Snow is a material with unusual properties. On the one hand, it is easily malleable – or 'ductile', to use the scientific jargon – which comes in handy when forming a snowball. On the other hand, it is also very brittle: if you throw the snowball against a wall, it smashes into smaller pieces. Whether snow behaves in a ductile or brittle way depends on the speed at which a force acts on it.
However, there is also a third state, midway between these two, which researchers at the WSL Institute for Snow and Avalanche Research (SLF) have now investigated more closely. If you compress a snowball at a certain speed (known as the 'strain rate'), it triggers something which the researchers call 'microquakes'. The ball is deformed, and tiny cracks form in the snow as bonds between ice crystals break.
And yet the snowball does not break apart. This is due to a kind of repair process that takes place within fractions of a second: new bonds are formed between the snow crystals, which 'heal' the crack. This process of crack formation and healing is repeated periodically. The researchers used a force sensor to make this process visible: every time an (invisible) crack occurs, the strength in the snowball diminishes but then immediately builds up again. Eventually the pressure becomes too great and the snowball breaks apart.

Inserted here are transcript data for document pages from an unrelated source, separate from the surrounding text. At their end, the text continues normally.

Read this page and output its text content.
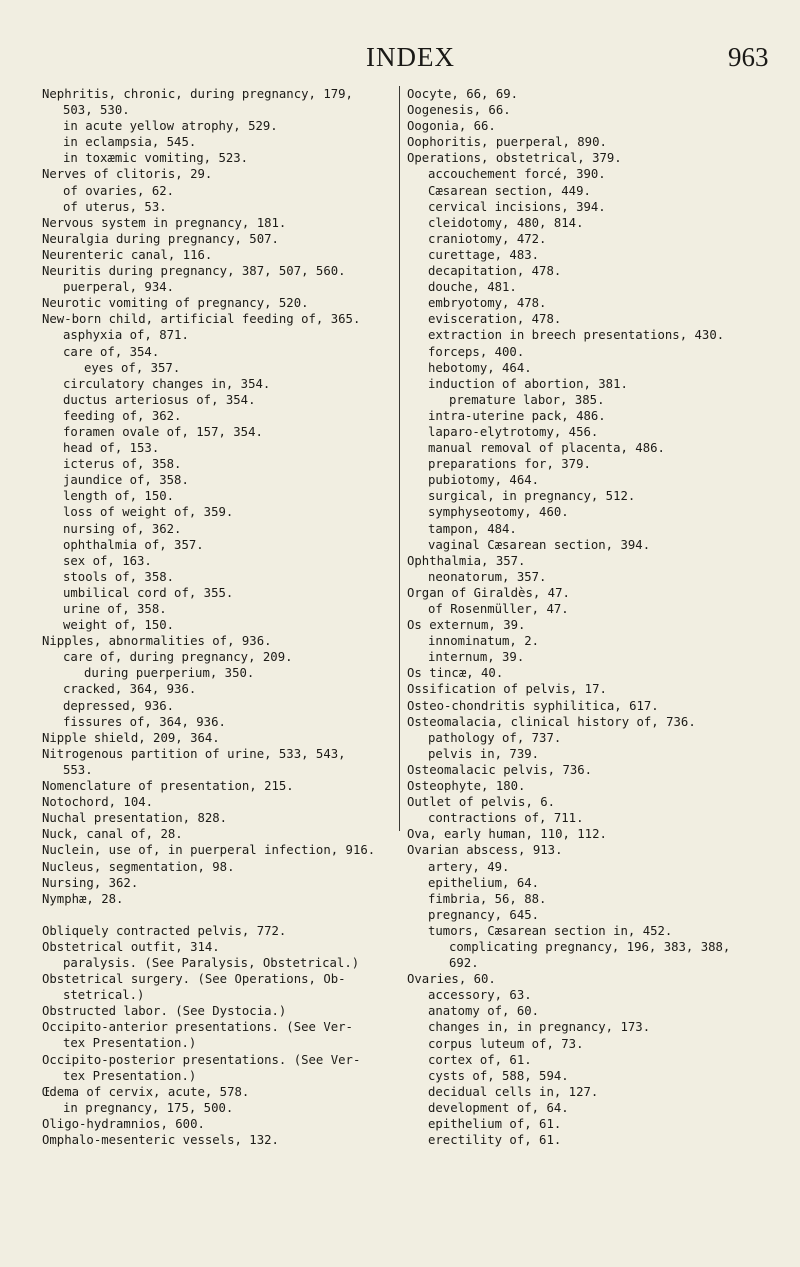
INDEX	963
Nephritis, chronic, during pregnancy, 179,
503, 530.
in acute yellow atrophy, 529.
in eclampsia, 545.
in toxæmic vomiting, 523.
Nerves of clitoris, 29.
of ovaries, 62.
of uterus, 53.
Nervous system in pregnancy, 181.
Neuralgia during pregnancy, 507.
Neurenteric canal, 116.
Neuritis during pregnancy, 387, 507, 560.
puerperal, 934.
Neurotic vomiting of pregnancy, 520.
New-born child, artificial feeding of, 365.
asphyxia of, 871.
care of, 354.
eyes of, 357.
circulatory changes in, 354.
ductus arteriosus of, 354.
feeding of, 362.
foramen ovale of, 157, 354.
head of, 153.
icterus of, 358.
jaundice of, 358.
length of, 150.
loss of weight of, 359.
nursing of, 362.
ophthalmia of, 357.
sex of, 163.
stools of, 358.
umbilical cord of, 355.
urine of, 358.
weight of, 150.
Nipples, abnormalities of, 936.
care of, during pregnancy, 209.
during puerperium, 350.
cracked, 364, 936.
depressed, 936.
fissures of, 364, 936.
Nipple shield, 209, 364.
Nitrogenous partition of urine, 533, 543,
553.
Nomenclature of presentation, 215.
Notochord, 104.
Nuchal presentation, 828.
Nuck, canal of, 28.
Nuclein, use of, in puerperal infection, 916.
Nucleus, segmentation, 98.
Nursing, 362.
Nymphæ, 28.
Obliquely contracted pelvis, 772.
Obstetrical outfit, 314.
paralysis. (See Paralysis, Obstetrical.)
Obstetrical surgery. (See Operations, Ob-
stetrical.)
Obstructed labor. (See Dystocia.)
Occipito-anterior presentations. (See Ver-
tex Presentation.)
Occipito-posterior presentations. (See Ver-
tex Presentation.)
Œdema of cervix, acute, 578.
in pregnancy, 175, 500.
Oligo-hydramnios, 600.
Omphalo-mesenteric vessels, 132.
Oocyte, 66, 69.
Oogenesis, 66.
Oogonia, 66.
Oophoritis, puerperal, 890.
Operations, obstetrical, 379.
accouchement forcé, 390.
Cæsarean section, 449.
cervical incisions, 394.
cleidotomy, 480, 814.
craniotomy, 472.
curettage, 483.
decapitation, 478.
douche, 481.
embryotomy, 478.
evisceration, 478.
extraction in breech presentations, 430.
forceps, 400.
hebotomy, 464.
induction of abortion, 381.
premature labor, 385.
intra-uterine pack, 486.
laparo-elytrotomy, 456.
manual removal of placenta, 486.
preparations for, 379.
pubiotomy, 464.
surgical, in pregnancy, 512.
symphyseotomy, 460.
tampon, 484.
vaginal Cæsarean section, 394.
Ophthalmia, 357.
neonatorum, 357.
Organ of Giraldès, 47.
of Rosenmüller, 47.
Os externum, 39.
innominatum, 2.
internum, 39.
Os tincæ, 40.
Ossification of pelvis, 17.
Osteo-chondritis syphilitica, 617.
Osteomalacia, clinical history of, 736.
pathology of, 737.
pelvis in, 739.
Osteomalacic pelvis, 736.
Osteophyte, 180.
Outlet of pelvis, 6.
contractions of, 711.
Ova, early human, 110, 112.
Ovarian abscess, 913.
artery, 49.
epithelium, 64.
fimbria, 56, 88.
pregnancy, 645.
tumors, Cæsarean section in, 452.
complicating pregnancy, 196, 383, 388,
692.
Ovaries, 60.
accessory, 63.
anatomy of, 60.
changes in, in pregnancy, 173.
corpus luteum of, 73.
cortex of, 61.
cysts of, 588, 594.
decidual cells in, 127.
development of, 64.
epithelium of, 61.
erectility of, 61.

But what has this got to do with earthquakes? Earthquakes are characterised by similar recurring cycles of strengthening and release of tension, known as the stick-slip effect: when two plates of the earth's mantle rub against each other and catch ('stick'), it generates a huge tension which deforms the rock. At some point the plates then jerk apart ('slip'), the tension subsides and the process begins again.
Based on this description of earthquakes, the SLF researchers developed a mathematical stick-slip model for snow microquakes. This model helps to better understand the ductile-brittle transition in failure behaviour, which among other things plays a role in avalanche formation.